Jan 21, 2014
Personal-computer shipments fell 10 percent in 2013, marking the worst-ever decline after lackluster holiday sales underscored how consumers and businesses are shunning machines for mobile devices, two research firms said.
Manufacturers shipped 315.9 million units, returning to 2009 levels and making it the “worst decline in PC market history,” researcher Gartner Inc. said in a statement yesterday. IDC also said shipments had a record decline.
U.S. consumers omitted PCs from their holiday shopping lists while buyers in Asia opted for smartphones and tablets. More computing tasks are moving to websites and applications tailored for wireless gadgets, rather than software installed on laptops and desktops. The annual drop eclipsed the previous record decline of 3.9 percent in 2012, Gartner said.
Global sales fell 6.9 percent in the fourth quarter -- the seventh straight drop -- to 82.6 million units, Gartner said. IDC, based in Framingham, Massachusetts, reported a decline of 5.6 percent in the same period.
Lenovo Group Ltd. maintained the No. 1 spot worldwide with 18.1 percent market share in the fourth quarter, helped by a 6.6 percent increase in shipments, according to Gartner. Hewlett-Packard Co. (HPQ) was second with a 16.4 percent share as shipments declined 7.2 percent. Dell Inc. was third, the researcher said.

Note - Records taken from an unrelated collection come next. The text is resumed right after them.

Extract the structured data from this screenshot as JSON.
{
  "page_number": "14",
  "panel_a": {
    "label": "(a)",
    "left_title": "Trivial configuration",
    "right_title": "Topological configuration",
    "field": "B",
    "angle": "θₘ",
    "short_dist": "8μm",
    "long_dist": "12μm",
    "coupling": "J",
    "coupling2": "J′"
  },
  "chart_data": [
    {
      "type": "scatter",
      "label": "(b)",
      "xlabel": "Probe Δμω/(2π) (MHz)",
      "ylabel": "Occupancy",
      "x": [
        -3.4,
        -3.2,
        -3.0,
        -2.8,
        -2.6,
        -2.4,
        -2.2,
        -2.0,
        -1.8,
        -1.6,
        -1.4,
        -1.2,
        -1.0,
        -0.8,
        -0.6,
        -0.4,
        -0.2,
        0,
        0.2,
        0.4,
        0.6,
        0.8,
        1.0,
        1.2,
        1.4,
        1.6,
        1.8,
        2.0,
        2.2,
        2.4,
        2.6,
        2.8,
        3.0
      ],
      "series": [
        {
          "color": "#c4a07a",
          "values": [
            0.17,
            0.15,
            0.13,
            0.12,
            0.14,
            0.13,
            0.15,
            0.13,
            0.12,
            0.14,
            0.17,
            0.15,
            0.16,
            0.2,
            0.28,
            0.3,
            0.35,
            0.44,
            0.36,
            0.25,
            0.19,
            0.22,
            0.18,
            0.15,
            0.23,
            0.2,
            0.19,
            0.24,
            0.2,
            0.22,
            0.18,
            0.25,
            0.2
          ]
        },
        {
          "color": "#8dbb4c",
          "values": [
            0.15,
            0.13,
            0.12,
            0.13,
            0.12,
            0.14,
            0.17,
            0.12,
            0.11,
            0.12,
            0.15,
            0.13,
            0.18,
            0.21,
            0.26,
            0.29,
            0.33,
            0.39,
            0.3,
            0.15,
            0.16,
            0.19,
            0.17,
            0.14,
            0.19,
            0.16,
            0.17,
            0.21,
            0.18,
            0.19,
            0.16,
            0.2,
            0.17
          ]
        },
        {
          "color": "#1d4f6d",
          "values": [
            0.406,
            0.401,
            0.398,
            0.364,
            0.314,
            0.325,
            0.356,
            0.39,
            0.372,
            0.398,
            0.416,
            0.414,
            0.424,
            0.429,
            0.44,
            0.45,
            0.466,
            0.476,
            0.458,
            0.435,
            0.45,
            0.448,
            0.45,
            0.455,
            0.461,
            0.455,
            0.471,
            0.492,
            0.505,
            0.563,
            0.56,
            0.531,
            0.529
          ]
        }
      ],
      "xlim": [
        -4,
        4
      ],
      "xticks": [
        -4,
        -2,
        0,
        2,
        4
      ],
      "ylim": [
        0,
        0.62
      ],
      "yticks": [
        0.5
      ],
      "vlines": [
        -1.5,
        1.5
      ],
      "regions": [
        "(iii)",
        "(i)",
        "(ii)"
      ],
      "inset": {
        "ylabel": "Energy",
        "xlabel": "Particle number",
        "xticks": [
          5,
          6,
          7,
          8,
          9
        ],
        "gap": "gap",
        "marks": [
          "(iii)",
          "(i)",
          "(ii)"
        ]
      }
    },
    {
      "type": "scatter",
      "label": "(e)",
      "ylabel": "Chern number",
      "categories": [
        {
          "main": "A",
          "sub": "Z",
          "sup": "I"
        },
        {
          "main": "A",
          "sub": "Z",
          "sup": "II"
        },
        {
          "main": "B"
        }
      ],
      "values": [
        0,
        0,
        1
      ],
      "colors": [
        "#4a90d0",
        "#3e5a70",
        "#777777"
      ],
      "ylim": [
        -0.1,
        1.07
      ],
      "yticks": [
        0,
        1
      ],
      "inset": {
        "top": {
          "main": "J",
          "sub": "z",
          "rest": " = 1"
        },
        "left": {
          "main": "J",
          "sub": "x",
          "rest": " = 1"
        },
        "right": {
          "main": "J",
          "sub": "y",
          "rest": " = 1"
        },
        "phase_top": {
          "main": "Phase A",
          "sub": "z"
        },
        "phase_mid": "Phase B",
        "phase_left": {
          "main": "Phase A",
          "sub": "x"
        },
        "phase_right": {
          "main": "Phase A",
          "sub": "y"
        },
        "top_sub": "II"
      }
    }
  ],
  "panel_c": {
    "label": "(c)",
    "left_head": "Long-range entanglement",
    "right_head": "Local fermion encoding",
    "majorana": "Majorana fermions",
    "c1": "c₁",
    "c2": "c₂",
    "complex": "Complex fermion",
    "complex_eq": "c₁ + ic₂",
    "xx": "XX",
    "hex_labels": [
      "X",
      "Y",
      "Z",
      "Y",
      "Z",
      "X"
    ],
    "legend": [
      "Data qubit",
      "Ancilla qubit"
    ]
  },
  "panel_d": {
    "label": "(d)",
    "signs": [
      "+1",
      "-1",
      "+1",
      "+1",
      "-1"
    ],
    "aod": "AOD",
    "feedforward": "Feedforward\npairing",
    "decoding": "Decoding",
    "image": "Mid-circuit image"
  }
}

Lenovo shipped 14 million PCs in the last quarter, it said.
Growth in the PC market has become dependent on consumers and businesses replacing existing machines, rather than wooing new buyers. Enterprise demand is being driven in part by Microsoft Corp. (MSFT)’s plan to end support for its 13-year-old Windows XP operating system in April, compelling businesses to buy new PCs along with software upgrades.
U.S. shipments shrank 7.5 percent in the fourth quarter to 15.8 million units, Gartner said. Unit sales in Europe, the Middle East and Africa fell 6.7 percent to 25.8 million, while the Asia-Pacific region saw a 9.8 percent decline to 26.5 million.
Loren Loverde, an analyst at IDC, said the decline in PC shipments was the worst since the researcher started tracking data in 1981, with the previous record seen in 2001, when sales shrank 3.7 percent.
IDC is predicting a 3.8 percent decline in PC shipments for 2014 this year, and then growth of less than 1 percent in 2015, he said.